Monday 20 October 2014

Dan Eckstein | Horn Please

Photo © Dan Eckstein-All Rights Reserved
The first time I traveled in India I had the rather unnerving experience of riding in a bus from Jaipur to Jodhpur in pitch darkness. I shall never forget my growing terror in watching an incoming truck blinking its signal light which I thought meant it intended to turn right into the path of my bus.

It was an enormous relief to realize the truckers were doing so to indicate their presence (and the limits of their carriages) to other incoming vehicles.

The Indian truckers usually belong to a certain caste, and are generally treated with contempt by their employers.

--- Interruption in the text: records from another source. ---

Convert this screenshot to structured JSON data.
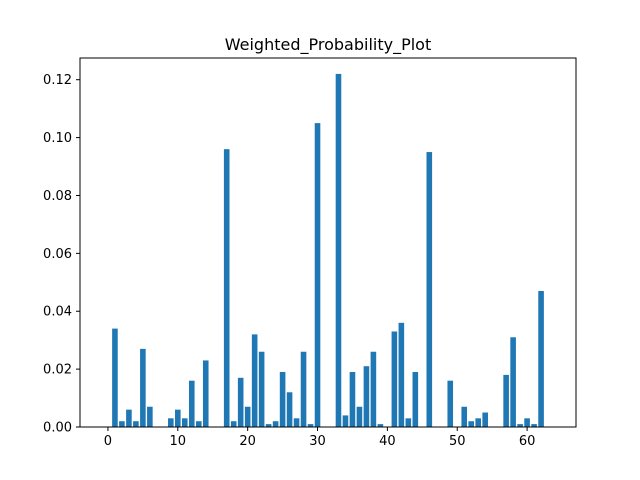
{
  "chart_data": {
    "type": "bar",
    "title": "Weighted_Probability_Plot",
    "xlabel": "",
    "ylabel": "",
    "xlim": [
      -4,
      67
    ],
    "ylim": [
      0,
      0.1275
    ],
    "x_ticks": [
      0,
      10,
      20,
      30,
      40,
      50,
      60
    ],
    "x_tick_labels": [
      "0",
      "10",
      "20",
      "30",
      "40",
      "50",
      "60"
    ],
    "y_ticks": [
      0.0,
      0.02,
      0.04,
      0.06,
      0.08,
      0.1,
      0.12
    ],
    "y_tick_labels": [
      "0.00",
      "0.02",
      "0.04",
      "0.06",
      "0.08",
      "0.10",
      "0.12"
    ],
    "bar_color": "#1f77b4",
    "grid": false,
    "x": [
      0,
      1,
      2,
      3,
      4,
      5,
      6,
      7,
      8,
      9,
      10,
      11,
      12,
      13,
      14,
      15,
      16,
      17,
      18,
      19,
      20,
      21,
      22,
      23,
      24,
      25,
      26,
      27,
      28,
      29,
      30,
      31,
      32,
      33,
      34,
      35,
      36,
      37,
      38,
      39,
      40,
      41,
      42,
      43,
      44,
      45,
      46,
      47,
      48,
      49,
      50,
      51,
      52,
      53,
      54,
      55,
      56,
      57,
      58,
      59,
      60,
      61,
      62
    ],
    "values": [
      0.0,
      0.034,
      0.002,
      0.006,
      0.002,
      0.027,
      0.007,
      0.0,
      0.0,
      0.003,
      0.006,
      0.003,
      0.016,
      0.002,
      0.023,
      0.0,
      0.0,
      0.096,
      0.002,
      0.017,
      0.007,
      0.032,
      0.026,
      0.001,
      0.002,
      0.019,
      0.012,
      0.003,
      0.026,
      0.001,
      0.105,
      0.0,
      0.0,
      0.122,
      0.004,
      0.019,
      0.007,
      0.021,
      0.026,
      0.001,
      0.0,
      0.033,
      0.036,
      0.003,
      0.019,
      0.0,
      0.095,
      0.0,
      0.0,
      0.016,
      0.0,
      0.007,
      0.002,
      0.003,
      0.005,
      0.0,
      0.0,
      0.018,
      0.031,
      0.001,
      0.003,
      0.001,
      0.047
    ]
  }
}
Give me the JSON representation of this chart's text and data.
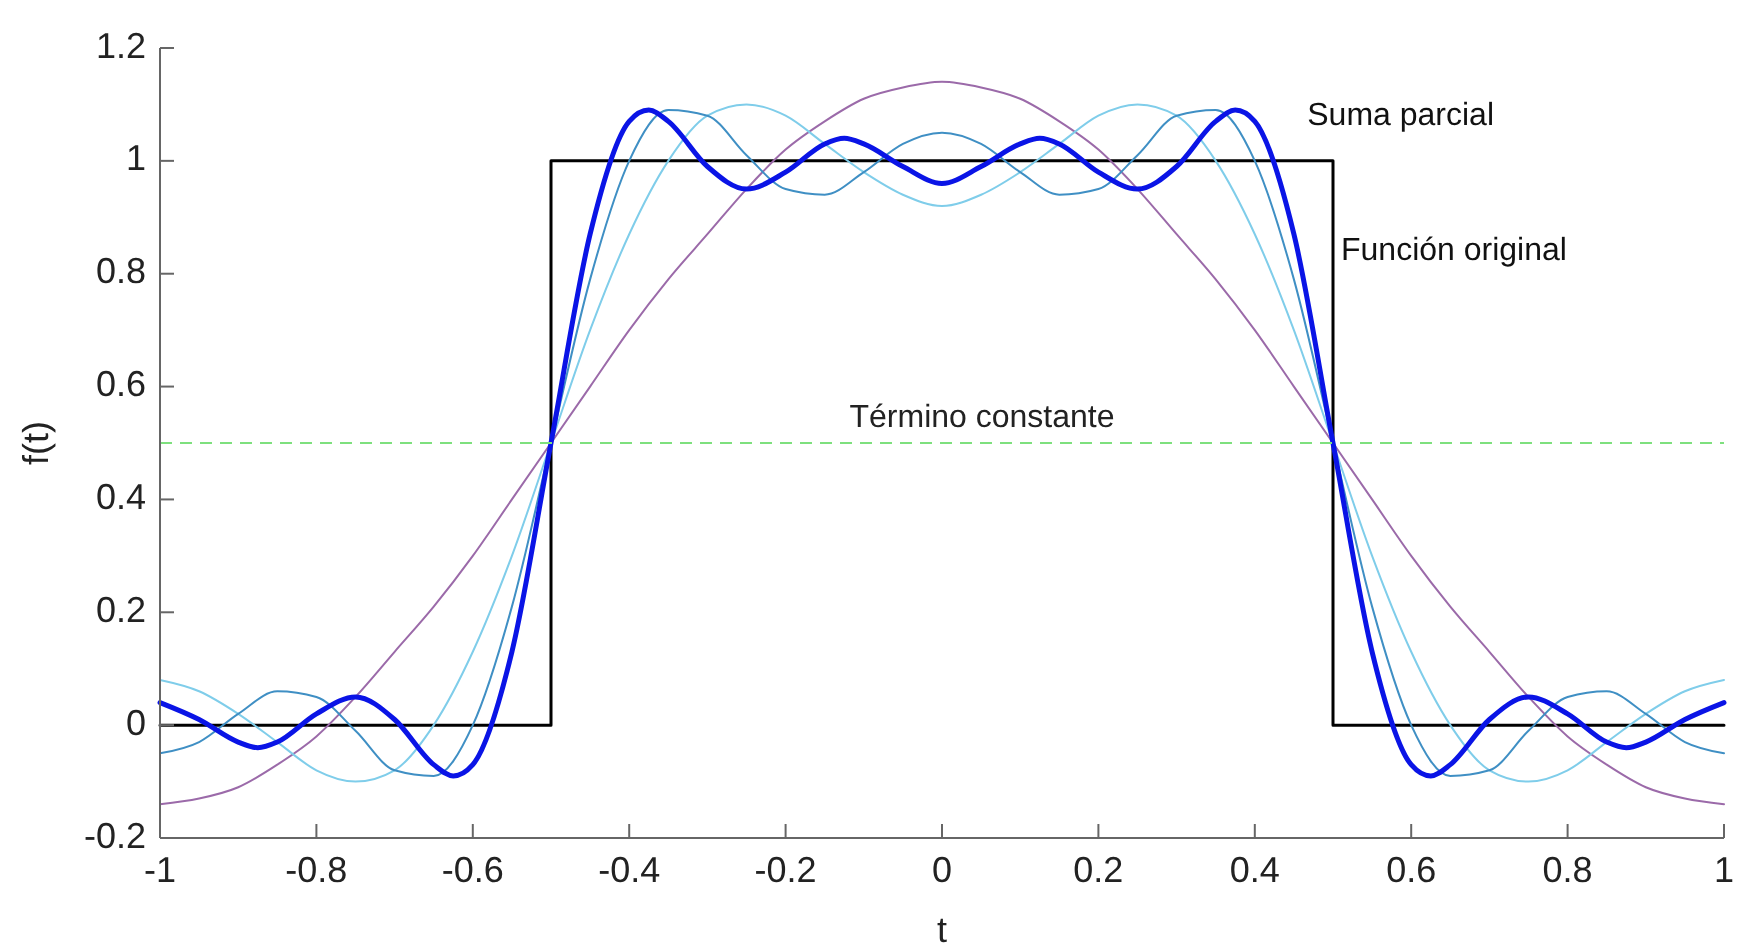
{
  "chart_data": {
    "type": "line",
    "xlabel": "t",
    "ylabel": "f(t)",
    "xlim": [
      -1,
      1
    ],
    "xticks": [
      -1,
      -0.8,
      -0.6,
      -0.4,
      -0.2,
      0,
      0.2,
      0.4,
      0.6,
      0.8,
      1
    ],
    "ylim": [
      -0.2,
      1.2
    ],
    "yticks": [
      -0.2,
      0,
      0.2,
      0.4,
      0.6,
      0.8,
      1,
      1.2
    ],
    "grid": false,
    "marker": "none",
    "line_style": "solid",
    "series": [
      {
        "color": "#000000",
        "x": [
          -1,
          -0.5,
          -0.5,
          0.5,
          0.5,
          1
        ],
        "values": [
          0,
          0,
          1,
          1,
          0,
          0
        ]
      },
      {
        "color": "#9b6aa9",
        "x": [
          -1,
          -0.95,
          -0.9,
          -0.85,
          -0.8,
          -0.75,
          -0.7,
          -0.65,
          -0.6,
          -0.55,
          -0.5,
          -0.45,
          -0.4,
          -0.35,
          -0.3,
          -0.25,
          -0.2,
          -0.15,
          -0.1,
          -0.05,
          0,
          0.05,
          0.1,
          0.15,
          0.2,
          0.25,
          0.3,
          0.35,
          0.4,
          0.45,
          0.5,
          0.55,
          0.6,
          0.65,
          0.7,
          0.75,
          0.8,
          0.85,
          0.9,
          0.95,
          1
        ],
        "values": [
          -0.14,
          -0.13,
          -0.11,
          -0.07,
          -0.02,
          0.05,
          0.13,
          0.21,
          0.3,
          0.4,
          0.5,
          0.6,
          0.7,
          0.79,
          0.87,
          0.95,
          1.02,
          1.07,
          1.11,
          1.13,
          1.14,
          1.13,
          1.11,
          1.07,
          1.02,
          0.95,
          0.87,
          0.79,
          0.7,
          0.6,
          0.5,
          0.4,
          0.3,
          0.21,
          0.13,
          0.05,
          -0.02,
          -0.07,
          -0.11,
          -0.13,
          -0.14
        ]
      },
      {
        "color": "#7fcdea",
        "x": [
          -1,
          -0.95,
          -0.9,
          -0.85,
          -0.8,
          -0.75,
          -0.7,
          -0.65,
          -0.6,
          -0.55,
          -0.5,
          -0.45,
          -0.4,
          -0.35,
          -0.3,
          -0.25,
          -0.2,
          -0.15,
          -0.1,
          -0.05,
          0,
          0.05,
          0.1,
          0.15,
          0.2,
          0.25,
          0.3,
          0.35,
          0.4,
          0.45,
          0.5,
          0.55,
          0.6,
          0.65,
          0.7,
          0.75,
          0.8,
          0.85,
          0.9,
          0.95,
          1
        ],
        "values": [
          0.08,
          0.06,
          0.02,
          -0.03,
          -0.08,
          -0.1,
          -0.08,
          0.0,
          0.13,
          0.3,
          0.5,
          0.7,
          0.87,
          1.0,
          1.08,
          1.1,
          1.08,
          1.03,
          0.98,
          0.94,
          0.92,
          0.94,
          0.98,
          1.03,
          1.08,
          1.1,
          1.08,
          1.0,
          0.87,
          0.7,
          0.5,
          0.3,
          0.13,
          0.0,
          -0.08,
          -0.1,
          -0.08,
          -0.03,
          0.02,
          0.06,
          0.08
        ]
      },
      {
        "color": "#3f8fc4",
        "x": [
          -1,
          -0.95,
          -0.9,
          -0.85,
          -0.8,
          -0.75,
          -0.7,
          -0.65,
          -0.6,
          -0.55,
          -0.5,
          -0.45,
          -0.4,
          -0.35,
          -0.3,
          -0.25,
          -0.2,
          -0.15,
          -0.1,
          -0.05,
          0,
          0.05,
          0.1,
          0.15,
          0.2,
          0.25,
          0.3,
          0.35,
          0.4,
          0.45,
          0.5,
          0.55,
          0.6,
          0.65,
          0.7,
          0.75,
          0.8,
          0.85,
          0.9,
          0.95,
          1
        ],
        "values": [
          -0.05,
          -0.03,
          0.02,
          0.06,
          0.05,
          -0.01,
          -0.08,
          -0.09,
          0.0,
          0.21,
          0.5,
          0.79,
          1.0,
          1.09,
          1.08,
          1.01,
          0.95,
          0.94,
          0.98,
          1.03,
          1.05,
          1.03,
          0.98,
          0.94,
          0.95,
          1.01,
          1.08,
          1.09,
          1.0,
          0.79,
          0.5,
          0.21,
          0.0,
          -0.09,
          -0.08,
          -0.01,
          0.05,
          0.06,
          0.02,
          -0.03,
          -0.05
        ]
      },
      {
        "color": "#0a14e6",
        "x": [
          -1,
          -0.95,
          -0.9,
          -0.875,
          -0.85,
          -0.8,
          -0.75,
          -0.7,
          -0.65,
          -0.625,
          -0.6,
          -0.55,
          -0.5,
          -0.45,
          -0.4,
          -0.375,
          -0.35,
          -0.3,
          -0.25,
          -0.2,
          -0.15,
          -0.125,
          -0.1,
          -0.05,
          0,
          0.05,
          0.1,
          0.125,
          0.15,
          0.2,
          0.25,
          0.3,
          0.35,
          0.375,
          0.4,
          0.45,
          0.5,
          0.55,
          0.6,
          0.625,
          0.65,
          0.7,
          0.75,
          0.8,
          0.85,
          0.875,
          0.9,
          0.95,
          1
        ],
        "values": [
          0.04,
          0.01,
          -0.03,
          -0.04,
          -0.03,
          0.02,
          0.05,
          0.01,
          -0.07,
          -0.09,
          -0.07,
          0.13,
          0.5,
          0.87,
          1.07,
          1.09,
          1.07,
          0.99,
          0.95,
          0.98,
          1.03,
          1.04,
          1.03,
          0.99,
          0.96,
          0.99,
          1.03,
          1.04,
          1.03,
          0.98,
          0.95,
          0.99,
          1.07,
          1.09,
          1.07,
          0.87,
          0.5,
          0.13,
          -0.07,
          -0.09,
          -0.07,
          0.01,
          0.05,
          0.02,
          -0.03,
          -0.04,
          -0.03,
          0.01,
          0.04
        ]
      }
    ],
    "ref_lines": [
      {
        "axis": "y",
        "value": 0.5,
        "label": "Término constante",
        "color": "#7ee07e",
        "line_style": "dashed"
      }
    ],
    "annotations": [
      {
        "text": "Suma parcial",
        "x": 0.375,
        "y": 1.09
      },
      {
        "text": "Función original",
        "x": 0.5,
        "y": 0.84
      }
    ]
  }
}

Their trucks are often decorated with beautiful artwork, colorful gewgaws, religious icons and slogans, making a convoy of such vehicles look like a circus is moving to town. These long-distance lorry drivers transport cargos of freight across the whole of India; tea from Assam, computer parts from Bangalore and exotic flowers and vegetables from the southern states of the country.

Dan Eckstein's project Horn Please documents the trucks, drivers and roadside culture of India.  Having driven 10,000 kilometers over two years to document these truckers, Dan produced "Horn Please: The Decorated Trucks of India"; a book that is to be published by powerHouse Books on December 2nd, 2014.

Dan is is a photographer based in Los Angeles and Brooklyn, who spent four years studying photography at Skidmore College. He assisted Magnum photographer Bruno Barbey in Paris. His work has been widely published and exhibited and he was included in The Collector's Guide to Emerging Art Photography. He was awarded Best Photo Essay in PDN's World In Focus photo contest and included in American Photography 30.